Beiträge von cortauri

    Für den reinen Stadtverkehr ist die Normalspur sicherlich zu groß, darum logisch, dass man da die Meterspur wählt. Jedoch geht es hier nicht nur um Waiblingen allein, sondern um eine günstige und schnelle Anbindung für Wiblingen. Da macht es Sinn, mögliche Bestandsinfrastruktur zu nutzen. Außerdem würde so eine Stadtbahn nicht komplett als Ring durch Wiblingen kurven.


    Längere Straßenbahnen brauchen lange Bahnsteige, soweit ich weiß ist Ulm dafür nicht gerüstet. Eine Taktverdichtung wäre von Vorteil, ja aber hilft jetzt gar nichts, um Thema Wiblingen zu lösen.

    Hab mir das ganze Thema nochmal angeschaut und bin eigentlich zu dem Entschluss gekommen, dass eine Anbindung mit einem Schienensystem nur als Stadtbahn (siehe Karlsruhe) sinnvoll ist.


    Die Stadtbahn kann sowohl im Wechselstrom als auch Gleichstromsystem fahren, kann damit also auch die vorhandenen Schienenstrecken der Bahn nutzen.


    Als Route gibt es 2 sinnvolle Varianten:


    1. kürze/schnellere, aber weniger Fahrgäste:


    Fahrzeit geschätzt: ca. 10 Minuten


    Via HBF Richtung Erbach und vor Donautal ausschweifen und entlang der Wiblinger Str. nach Wiblingen rein. Weiterbau möglich aber nicht ideal

    Nachteil: Brücke über Donau/B30 (komplex)


    2. längere Strecke, aber mehr Fahrgastpotenzial:


    Fahrzeit geschätzt: ca. 15 Minuten


    Via HBF -> Neu-Ulm Bf -> Finningerstraße -> Ausschweifung Ott-Renner-Straße -> Wiley/Ludwigsfeld -> Wiblingen. Weiterbau nach West/SüdWest möglich.

    Nachteil: Brücke über Iller/B28 (aber einfacher zu realisieren)

    Wie ich schon gesagt habe, eine Straßenbahn wäre nach Wiblingen, für die Bewohner sicherlich toll, aber ich befürchte es scheitert an der Wirtschaftlichkeit für dieses ÖPNV Transportmittel.

    Was ist eigentlich der Grund weg vom Bus zu kommen? Komfort, Kapazität, Schnelligkeit?

    Moin allerseits,


    mal weg von der Trassenführung über die Adenauerbrücke oder Herdbrücke etc.

    Spricht grundsätzlich etwas dagegen die Trasse parallel zur Eisenbahnbrücke über die Donau zu führen ?
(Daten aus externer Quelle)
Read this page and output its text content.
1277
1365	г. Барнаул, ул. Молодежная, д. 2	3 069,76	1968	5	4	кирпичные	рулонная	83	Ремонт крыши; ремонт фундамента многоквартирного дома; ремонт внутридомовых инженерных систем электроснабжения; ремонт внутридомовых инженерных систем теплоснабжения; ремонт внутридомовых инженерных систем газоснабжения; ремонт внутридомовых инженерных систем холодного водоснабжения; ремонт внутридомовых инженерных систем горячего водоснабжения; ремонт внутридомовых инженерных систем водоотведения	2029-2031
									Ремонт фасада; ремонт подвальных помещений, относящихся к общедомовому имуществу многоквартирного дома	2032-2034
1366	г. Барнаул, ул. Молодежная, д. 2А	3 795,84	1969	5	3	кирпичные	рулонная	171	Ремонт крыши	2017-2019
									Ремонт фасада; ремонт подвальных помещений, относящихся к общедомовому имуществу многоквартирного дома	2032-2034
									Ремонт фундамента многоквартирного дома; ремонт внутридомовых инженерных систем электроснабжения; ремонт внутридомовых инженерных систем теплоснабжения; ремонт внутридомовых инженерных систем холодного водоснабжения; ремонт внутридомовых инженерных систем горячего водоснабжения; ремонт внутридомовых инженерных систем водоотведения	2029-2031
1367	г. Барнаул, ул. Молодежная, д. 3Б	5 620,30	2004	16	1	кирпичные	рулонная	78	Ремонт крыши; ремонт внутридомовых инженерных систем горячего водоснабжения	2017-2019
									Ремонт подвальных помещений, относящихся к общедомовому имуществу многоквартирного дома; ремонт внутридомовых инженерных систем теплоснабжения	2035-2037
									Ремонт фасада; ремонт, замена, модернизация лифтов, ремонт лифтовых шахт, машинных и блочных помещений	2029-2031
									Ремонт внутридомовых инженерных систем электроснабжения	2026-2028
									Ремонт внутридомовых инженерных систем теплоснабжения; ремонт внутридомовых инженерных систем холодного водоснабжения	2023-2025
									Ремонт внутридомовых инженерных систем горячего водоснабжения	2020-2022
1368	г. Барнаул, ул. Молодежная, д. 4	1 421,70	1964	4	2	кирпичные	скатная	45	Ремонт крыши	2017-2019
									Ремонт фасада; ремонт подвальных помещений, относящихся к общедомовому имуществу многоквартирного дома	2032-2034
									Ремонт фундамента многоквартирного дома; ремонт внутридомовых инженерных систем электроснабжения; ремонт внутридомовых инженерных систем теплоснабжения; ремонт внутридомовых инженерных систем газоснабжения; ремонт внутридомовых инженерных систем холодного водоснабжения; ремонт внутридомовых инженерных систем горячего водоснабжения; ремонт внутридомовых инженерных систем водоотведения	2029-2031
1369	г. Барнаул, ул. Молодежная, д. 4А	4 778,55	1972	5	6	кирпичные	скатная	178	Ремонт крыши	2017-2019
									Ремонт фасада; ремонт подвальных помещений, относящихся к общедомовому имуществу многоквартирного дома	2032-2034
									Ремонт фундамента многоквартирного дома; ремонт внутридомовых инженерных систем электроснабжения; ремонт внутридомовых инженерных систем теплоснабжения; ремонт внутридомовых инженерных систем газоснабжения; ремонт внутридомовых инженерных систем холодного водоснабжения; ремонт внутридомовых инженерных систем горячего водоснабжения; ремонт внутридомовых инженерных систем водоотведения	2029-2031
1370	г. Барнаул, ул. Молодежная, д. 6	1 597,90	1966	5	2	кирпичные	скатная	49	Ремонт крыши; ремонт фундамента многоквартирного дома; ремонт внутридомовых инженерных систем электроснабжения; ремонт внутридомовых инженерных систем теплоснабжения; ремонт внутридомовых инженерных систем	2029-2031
    Genau das habe ich mir gestern auch lange angeschaut. Prinzipiell eine gute Linienführung, da vom Straßenverkehr größtenteils getrennt und damit sicherlich besser förderbar. Jedoch muss hier eine neue Brücke gebaut werden und das muss die Stadt selber zahlen, wird also für die Stadt teuer.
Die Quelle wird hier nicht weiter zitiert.